Maciej Pinkwart

Beznadziejne wybory

 Tutaj skan artykułu

 

Kampanii wyborczej praktycznie nie było, debaty przedwyborcze organizowali dziennikarze, a wszyscy kandydaci reprezentowali przekonanie, że tylko pod ich rządami staniemy się z piątku na sobotę młodzi, piękni i bogaci. Wzdłuż zakopianki jedynie dwóch kandydatów PIS-u było reklamowanych na billboardach, co dowodzi albo dobrego stanu budżetu partii, albo sporej determinacji. Było tak nudno, że jedynie doniesienia z centralnego psychiatryka od czasu do czasu stawały się tematem debaty publicznej. Dyskutowano jedynie na tematy personalne, a i to niechętnie. W Zakopanem tym razem nawet nie pojawiły się wiadome dopiski na plakatach wyborczych – widać partia Narodowo-Patriotyczna skupiła się na walce o czystość działań seksualnych lub szykuje się do kolejnych marszów pamięci pochodniowej. Przykładem tej nędzy demokratycznej stały się njusy, z których dowiadywaliśmy się o tym, że jakiemuś kandydatowi nie udostępniono remizy, co stało się przyczyną protestu wyborczego. Czym program owego kandydata miał się różnić od znajomego strażaków – nie podano.

Wygrali więc faworyci, co oczywiście ma swoje zalety, także z dziennikarskiego punktu widzenia, bo nie trzeba się uczyć nowych nazwisk i nowych obiecanek. Działania starej władzy są przewidywalne i pozbawione ryzyka, które zwykle bywa największym wrogiem następnej kadencji. W obu największych urzędach miejskich naszego regionu nie trzeba będzie wymieniać kadry, więc oszczędzi się na finansach i na czasie, zwykle niezbędnym do rozruchu machiny władzy. Interesujące, jak ten czas zostanie zużytkowany.
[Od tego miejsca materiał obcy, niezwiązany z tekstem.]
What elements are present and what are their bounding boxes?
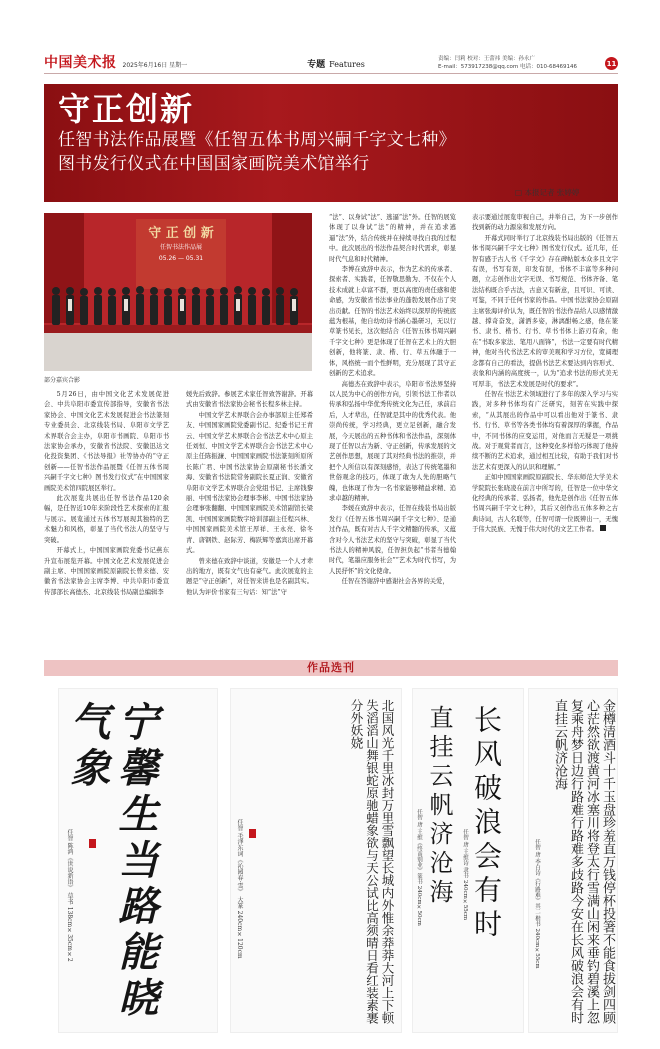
- artwork-2-seal: [249, 829, 256, 838]
- article-paragraph-text: 正如中国国家画院原副院长、华东师范大学美术学院院长张晓凌在前言中所写的，任智是一位中华文化经典的传承者、弘扬者，他先是创作出《任智五体书周兴嗣千字文七种》，其后又创作出五体多种之古典诗词，古人名联等，任智可谓一位既辨出一，无愧于伟大民族、无愧于伟大时代的文艺工作者。: [472, 474, 618, 534]
- page-number-badge: 11: [605, 57, 618, 70]
- group-photo: [44, 213, 312, 371]
- article-paragraph: 曾来德在致辞中谈道，安徽是一个人才辈出的地方，既有文气也有豪气。此次展览的主题是“守正创新”，对任智来讲也是名副其实。他认为评价书家有三句话：知“法”守: [186, 557, 313, 596]
- backdrop-dates: 05.26 — 05.31: [158, 255, 204, 262]
- title-banner: [44, 84, 618, 202]
- editors-line: 责编：闫莉 校对：王蕾祎 美编：孙永广: [438, 56, 535, 62]
- end-of-article-mark: [600, 525, 606, 531]
- masthead: [44, 50, 618, 74]
- subtitle-line-2: 图书发行仪式在中国国家画院美术馆举行: [58, 154, 370, 174]
- article-column-1: [44, 390, 169, 652]
- artwork-5-caption: 任智 唐·李白诗《行路难》其二 楷书 240cm×55cm: [534, 839, 540, 969]
- article-paragraph: 开幕式同时举行了北京线装书局出版的《任智五体书周兴嗣千字文七种》图书发行仪式。近几年，任智有感于古人书《千字文》存在碑帖版本众多且文字有误，书写有误，印发有误，书体不丰富等多种问题，立志创作出文字无误、书写规范、书体齐备、笔法结构既合乎古法，古意又有新意，且可识、可读、可鉴，不同于任何书家的作品。中国书法家协会原副主席张海评价认为，既任智的书法作品给人以感情激越、撑奇奋发，潇洒多姿，淋漓酣畅之感，他在篆书、隶书、楷书、行书、草书书体上游刃有余，他在“书取多家法、笔用八面锋”，书法一定要有时代精神，他对当代书法艺术的审美观和学习方位，宽阔理念都有自己的看法，提倡书法艺术要达到内容形式、表象和内涵的高度统一，认为“追求书法的形式美无可厚非，书法艺术发展是时代的要求”。: [472, 234, 618, 388]
- article-column-4: [472, 213, 618, 653]
- artwork-1-caption: 任智 陈鸿《世说新语》 草书 138cm×35cm×2: [66, 829, 73, 962]
- artwork-3: [412, 688, 524, 1033]
- contact-line: E-mail：573917238@qq.com 电话：010-68469146: [438, 64, 577, 70]
- newspaper-logo: 中国美术报: [44, 55, 117, 71]
- article-paragraph: 任智在书法艺术领域进行了多年的深入学习与实践，对多种书体均有广泛研究，刻苦在实践中探索，“从其展出的作品中可以看出他对于篆书、隶书、行书、草书等各类书体均有着深厚的掌握，作品中，不同书体的应变运用，对他而言无疑是一项挑战。对于观赏者而言，这种变化多样恰巧体现了他持续不断的艺术追求，通过相互比较，有助于我们对书法艺术有更深入的认识和理解。”: [472, 390, 618, 471]
- main-title: 守正创新: [58, 90, 195, 128]
- section-name-en: Features: [329, 60, 365, 69]
- article-column-2: [186, 390, 313, 652]
- subtitle-line-1: 任智书法作品展暨《任智五体书周兴嗣千字文七种》: [58, 130, 456, 150]
- artwork-2: [230, 688, 402, 1033]
- backdrop-subtitle: 任智书法作品展: [159, 244, 203, 251]
- editor-info: [438, 55, 618, 73]
- byline: □ 本报记者 张婷婷: [515, 188, 580, 197]
- artwork-3-caption: 任智 唐·王维《终南别业》篆书 240cm×50cm: [416, 809, 422, 926]
- article-paragraph: 此次展览共展出任智书法作品120余幅，是任智近10年来阶段性艺术探索的汇报与展示。展览通过五体书写展现其独特的艺术魅力和风格，彰显了当代书法人的坚守与突破。: [44, 495, 169, 544]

Przegrała tylko, jak zwykle, sama demokracja, bo w zwyczajnych ludziach, którym raz na cztery-pięć lat wmawia się, że to oni są suwerenami i to, w jakim kierunku toczyć się będą sprawy w kraju, zależy od nich – utrwala się przekonanie, że to i tak funta kłaków nie warte, bo cokolwiek by zrobili, to i tak nic się nie zmieni.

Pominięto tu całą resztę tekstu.